There are two disks and they serve the function of one. The cost of disk storage doubles to gain the security of redundancy.

Raid Level 2 - discards striping and goes the opposite way. The data is broken up into very small units - word, byte or even bit and each piece is assigned to a different drive. Error checking data such as Hamming code is generated and also saved with the data. The spindles (disks) of all disk units are synchronized so that all bits of a unit of data and error code are read at once. The error code allows the data to be regenerated even if one of the drives fails.

Disadvantages of Level 2

The down side of this scheme is that the use of error correcting data becomes cost effective with a large number of disks. A 32 bit byte with 6 bits of Hamming data and a word parity bit requires 39 drives and the error data is still 19% of storage. Additionally the controller must be able to perform the Hamming code check for every bit transfered.

Even though the protocol allows very small units of access, the standard hardware protocols use sectors size access. If a level 2 Raid system uses a 10 disk design, a 10 byte file would take up 1 sector on each of the 10 drives.

Raid Level 3 - uses the above technique with only the parity bit thus giving a much higher data percentage. If an error is detected, the read is re-issued at time cost, but only if error is detected. Normally, a parity bit only determines that something is wrong and not where.

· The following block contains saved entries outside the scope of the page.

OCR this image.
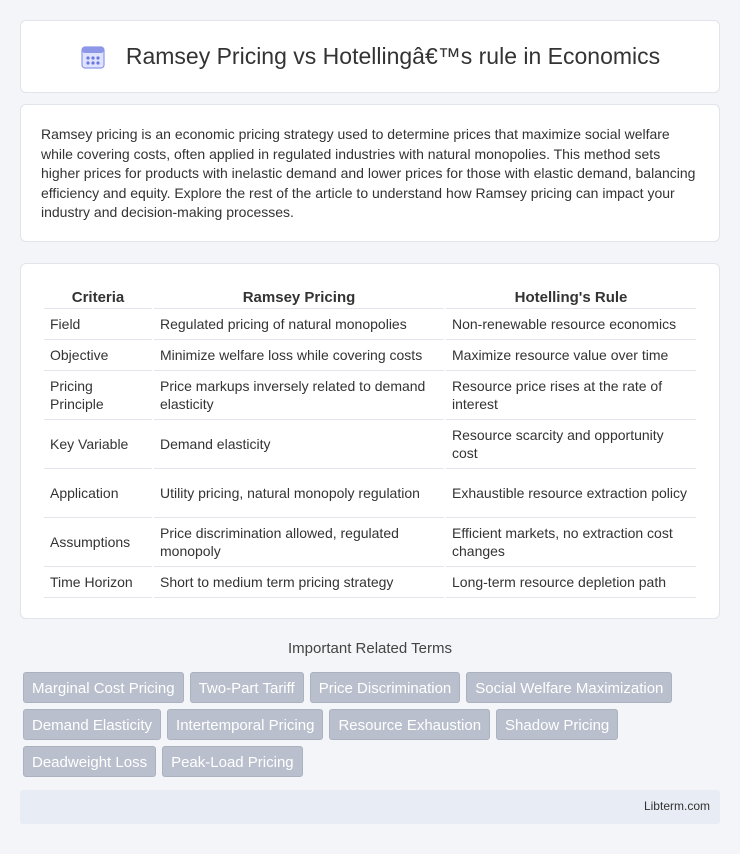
Ramsey Pricing vs Hotellingâ€™s rule in Economics

Ramsey pricing is an economic pricing strategy used to determine prices that maximize social welfare while covering costs, often applied in regulated industries with natural monopolies. This method sets higher prices for products with inelastic demand and lower prices for those with elastic demand, balancing efficiency and equity. Explore the rest of the article to understand how Ramsey pricing can impact your industry and decision-making processes.

Criteria	Ramsey Pricing	Hotelling's Rule
Field	Regulated pricing of natural monopolies	Non-renewable resource economics
Objective	Minimize welfare loss while covering costs	Maximize resource value over time
Pricing Principle	Price markups inversely related to demand elasticity	Resource price rises at the rate of interest
Key Variable	Demand elasticity	Resource scarcity and opportunity cost
Application	Utility pricing, natural monopoly regulation	Exhaustible resource extraction policy
Assumptions	Price discrimination allowed, regulated monopoly	Efficient markets, no extraction cost changes
Time Horizon	Short to medium term pricing strategy	Long-term resource depletion path
Important Related Terms
Marginal Cost Pricing	Two-Part Tariff	Price Discrimination	Social Welfare Maximization
Demand Elasticity	Intertemporal Pricing	Resource Exhaustion	Shadow Pricing
Deadweight Loss	Peak-Load Pricing
Libterm.com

However, it is easy to physically (electrically) determine if a particular drive fails and therefore the location of the bad data is known.

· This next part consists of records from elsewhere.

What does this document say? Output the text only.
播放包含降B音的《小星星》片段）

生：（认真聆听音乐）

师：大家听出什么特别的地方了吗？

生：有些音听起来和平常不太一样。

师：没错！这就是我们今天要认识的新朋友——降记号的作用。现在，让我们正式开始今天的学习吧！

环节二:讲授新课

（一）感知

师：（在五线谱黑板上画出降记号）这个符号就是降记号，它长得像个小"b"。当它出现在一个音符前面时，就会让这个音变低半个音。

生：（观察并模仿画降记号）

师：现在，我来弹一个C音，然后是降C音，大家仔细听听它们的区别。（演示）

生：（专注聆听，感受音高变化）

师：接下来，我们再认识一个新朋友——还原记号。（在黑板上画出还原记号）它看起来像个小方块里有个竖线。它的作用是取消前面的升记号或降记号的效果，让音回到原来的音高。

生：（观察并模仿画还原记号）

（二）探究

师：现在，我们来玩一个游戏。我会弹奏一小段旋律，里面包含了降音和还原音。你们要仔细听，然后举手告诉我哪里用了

Although the throughput of Level 2 & 3 is high, the number of seperate i/o reqeuests is not much better than with a single drive. It can still only do 1 request at a time. Additionally, synchronized spindles are a requirement.

Raid Level 4 - implements access and the parity scheme at the sector level. Level 4 works like level 0 (interleaving) with the addition of a form of parity stored on an additional drive. Each sector on the drive set is exclusive ORed together and the resulting stripe is written to the additional drive. The sector on a lost drive can be regenerated from the remaining drives. Buffering is used to hold the sectors being accessed thus avoiding the need for synchronization. Level 4 also supports multiple independent writes and so small block writes are faster. A system with as few as two disks is practical.

The inefficency of this design comes with small changes to data. Not only does the data have to be written out, but all the associated sectors must be read in and a new parity calculated and written out. An alternative is to just read in the old data before it is changed and the parity data and adjust it accordingly. But that still takes four additional disk accesses.

Additionally, the parity drive is constantly being accessed even if not all of the drives in a stripe set are not accessed.

Raid Level 5 - uses the concept of Level 4 but distributes the parity stripe across all of the drives so the demand on each drive is about equal. A system with as few as 3 disks is practical.

However, this also means that an attempt recover from a drive crash while possible is more complicated.